11 May 2009

It's the Pot, Stupid

With the Swine Flu abating (props to Mexico for nipping it pretty much in the bud), we can return our attention to the real pandemic raging along our southern border. One pillar of the drug cartels' power is guns, and how easy it is to get them from U.S. stores and shows. The other pillar is pot, and the destructive way our society treats drug use and addiction.

The comparison is perfect. When alcohol was illegal in the United States, organized crime flourished. Al Capone made millions. Cops, judges and politicians took bribes to look the other way, and those who couldn't be corrupted were threatened. When prohibition was repealed, that all went away, and the profits that had been subverting law and order instead began supporting it.

Only a few years after alcohol became legal again, marijuana became illegal, and this second prohibition has led to the same social madness as the first. The drug cartels' main business may be cocaine, but they support that business with marijuana sales to the United States -- 62 percent of all their profits.

Pot doesn't kill, it doesn't maim, it can't even be proven to cause any long-term health problems. Pot doesn't do nearly the societal and familial damage its legal substance-in-crime, alcohol, does -- stoners don't beat their wives and kids or hold up liquor stores. So if the only reason marijuana remains illegal is because it has been for as long as we can remember -- and, on a more elementary level, because it originates from brown lands instead of Anglo lands like beer -- why is it still illegal? Why can't we even have a debate about it?

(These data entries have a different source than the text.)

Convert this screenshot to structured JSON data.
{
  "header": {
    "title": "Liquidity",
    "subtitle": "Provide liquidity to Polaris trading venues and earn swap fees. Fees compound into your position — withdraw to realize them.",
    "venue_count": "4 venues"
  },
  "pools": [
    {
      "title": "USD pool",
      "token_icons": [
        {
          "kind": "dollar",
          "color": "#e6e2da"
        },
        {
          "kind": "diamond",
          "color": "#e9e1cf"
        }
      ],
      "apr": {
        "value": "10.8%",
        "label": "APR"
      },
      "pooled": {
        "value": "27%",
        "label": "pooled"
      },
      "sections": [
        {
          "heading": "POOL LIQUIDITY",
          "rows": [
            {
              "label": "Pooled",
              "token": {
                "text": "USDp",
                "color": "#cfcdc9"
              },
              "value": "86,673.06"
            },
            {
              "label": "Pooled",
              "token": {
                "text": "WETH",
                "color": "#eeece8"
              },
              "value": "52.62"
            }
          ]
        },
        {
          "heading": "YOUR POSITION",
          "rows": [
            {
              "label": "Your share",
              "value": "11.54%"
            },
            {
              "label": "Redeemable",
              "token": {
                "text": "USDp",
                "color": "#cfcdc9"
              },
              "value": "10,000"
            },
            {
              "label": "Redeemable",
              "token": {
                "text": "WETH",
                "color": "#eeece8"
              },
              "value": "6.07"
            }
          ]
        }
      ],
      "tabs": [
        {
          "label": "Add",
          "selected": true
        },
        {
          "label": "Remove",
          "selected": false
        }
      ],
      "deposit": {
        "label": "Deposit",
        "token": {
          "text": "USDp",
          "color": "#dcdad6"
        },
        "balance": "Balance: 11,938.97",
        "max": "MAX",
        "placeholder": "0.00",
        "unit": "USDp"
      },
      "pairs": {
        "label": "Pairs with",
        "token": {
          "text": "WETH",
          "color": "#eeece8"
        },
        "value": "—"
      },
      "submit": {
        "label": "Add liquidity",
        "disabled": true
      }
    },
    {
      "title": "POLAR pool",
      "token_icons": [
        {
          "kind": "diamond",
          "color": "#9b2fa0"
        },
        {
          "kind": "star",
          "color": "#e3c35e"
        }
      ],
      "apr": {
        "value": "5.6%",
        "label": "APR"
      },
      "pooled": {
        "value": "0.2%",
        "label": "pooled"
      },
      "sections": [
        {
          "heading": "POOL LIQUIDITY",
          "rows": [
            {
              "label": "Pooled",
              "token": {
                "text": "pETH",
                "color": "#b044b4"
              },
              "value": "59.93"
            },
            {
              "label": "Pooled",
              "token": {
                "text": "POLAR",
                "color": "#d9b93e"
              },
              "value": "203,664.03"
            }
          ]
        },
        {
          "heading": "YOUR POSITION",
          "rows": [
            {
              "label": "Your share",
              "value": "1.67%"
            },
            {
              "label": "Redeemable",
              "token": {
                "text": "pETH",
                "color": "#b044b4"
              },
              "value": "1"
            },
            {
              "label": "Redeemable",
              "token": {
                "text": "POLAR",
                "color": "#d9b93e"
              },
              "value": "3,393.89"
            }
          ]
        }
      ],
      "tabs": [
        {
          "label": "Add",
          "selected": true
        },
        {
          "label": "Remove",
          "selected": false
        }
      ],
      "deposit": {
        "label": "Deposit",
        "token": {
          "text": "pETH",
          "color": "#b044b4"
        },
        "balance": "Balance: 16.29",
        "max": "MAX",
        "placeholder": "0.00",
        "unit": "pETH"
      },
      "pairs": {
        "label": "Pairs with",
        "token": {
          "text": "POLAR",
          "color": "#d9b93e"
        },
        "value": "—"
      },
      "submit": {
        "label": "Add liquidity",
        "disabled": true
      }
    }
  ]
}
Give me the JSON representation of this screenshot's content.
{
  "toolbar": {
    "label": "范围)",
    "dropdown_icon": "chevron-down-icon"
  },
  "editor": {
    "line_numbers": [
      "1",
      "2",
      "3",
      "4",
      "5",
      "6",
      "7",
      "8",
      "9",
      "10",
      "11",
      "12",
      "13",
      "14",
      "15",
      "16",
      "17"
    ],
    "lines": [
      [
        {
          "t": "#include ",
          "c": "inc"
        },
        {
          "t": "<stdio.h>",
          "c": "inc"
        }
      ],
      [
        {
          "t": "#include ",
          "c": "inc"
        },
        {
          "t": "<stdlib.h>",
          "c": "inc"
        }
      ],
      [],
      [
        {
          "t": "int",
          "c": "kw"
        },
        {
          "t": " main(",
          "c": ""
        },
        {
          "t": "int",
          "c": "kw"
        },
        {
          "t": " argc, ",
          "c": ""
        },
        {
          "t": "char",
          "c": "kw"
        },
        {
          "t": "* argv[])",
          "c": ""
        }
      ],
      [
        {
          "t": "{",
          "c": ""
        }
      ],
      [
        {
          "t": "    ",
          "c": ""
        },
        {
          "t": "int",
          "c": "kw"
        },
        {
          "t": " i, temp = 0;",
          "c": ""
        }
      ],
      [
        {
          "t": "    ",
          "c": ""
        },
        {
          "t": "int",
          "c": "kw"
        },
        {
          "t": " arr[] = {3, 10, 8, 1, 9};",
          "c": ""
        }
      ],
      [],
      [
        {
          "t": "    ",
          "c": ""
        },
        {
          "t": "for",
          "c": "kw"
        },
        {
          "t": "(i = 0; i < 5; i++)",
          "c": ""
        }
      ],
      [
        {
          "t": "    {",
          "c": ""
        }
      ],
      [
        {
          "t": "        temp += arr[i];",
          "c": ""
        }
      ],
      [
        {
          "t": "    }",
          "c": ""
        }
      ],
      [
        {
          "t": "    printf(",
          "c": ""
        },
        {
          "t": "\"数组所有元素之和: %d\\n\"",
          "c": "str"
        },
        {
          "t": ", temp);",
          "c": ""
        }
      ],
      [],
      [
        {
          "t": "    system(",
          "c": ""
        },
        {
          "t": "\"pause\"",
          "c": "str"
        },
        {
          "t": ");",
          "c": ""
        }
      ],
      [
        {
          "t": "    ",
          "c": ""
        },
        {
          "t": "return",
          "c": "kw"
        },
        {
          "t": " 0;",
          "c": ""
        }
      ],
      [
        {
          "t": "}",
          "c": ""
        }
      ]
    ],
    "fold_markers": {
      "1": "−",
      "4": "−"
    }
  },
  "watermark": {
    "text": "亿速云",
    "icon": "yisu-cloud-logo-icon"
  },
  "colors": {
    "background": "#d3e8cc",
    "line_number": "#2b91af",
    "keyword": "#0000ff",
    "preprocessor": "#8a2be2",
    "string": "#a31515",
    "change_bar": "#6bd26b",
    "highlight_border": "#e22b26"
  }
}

In arguing for the legalization of pot, there's the economic aspect. One-third of all Americans -- 100 million people -- admit to having used it, making marijuana one hell of a cash crop. Tax, sell and regulate it like alcohol, and billions of dollars that were once going to drug cartels are now paying for roads, schools and bridges (not to mention all the jobs that a legal industry would create).

There's the moral aspect. The United States imprisons a lot of people, and most are non-violent drug offenders, and almost half of those are marijuana related. Why? For what? Kingpins and dealers are one thing, but how does locking up users and addicts make our streets safer? Those who don't go to jail still go through the judicial process, keeping police forces, lawyers and judges from preventing real crimes. And if pot were legal, less people would ultimately use it.

The problem is demand, not supply, and so is the solution. It's stupidly simple: pot should be like alcohol. Users of harder drugs should go to rehab, not prison. Governments would have a new revenue source, drug cartels would go out of business and another 7,000 Mexicans wouldn't get gunned down. All in all, the world might get just a little bit better.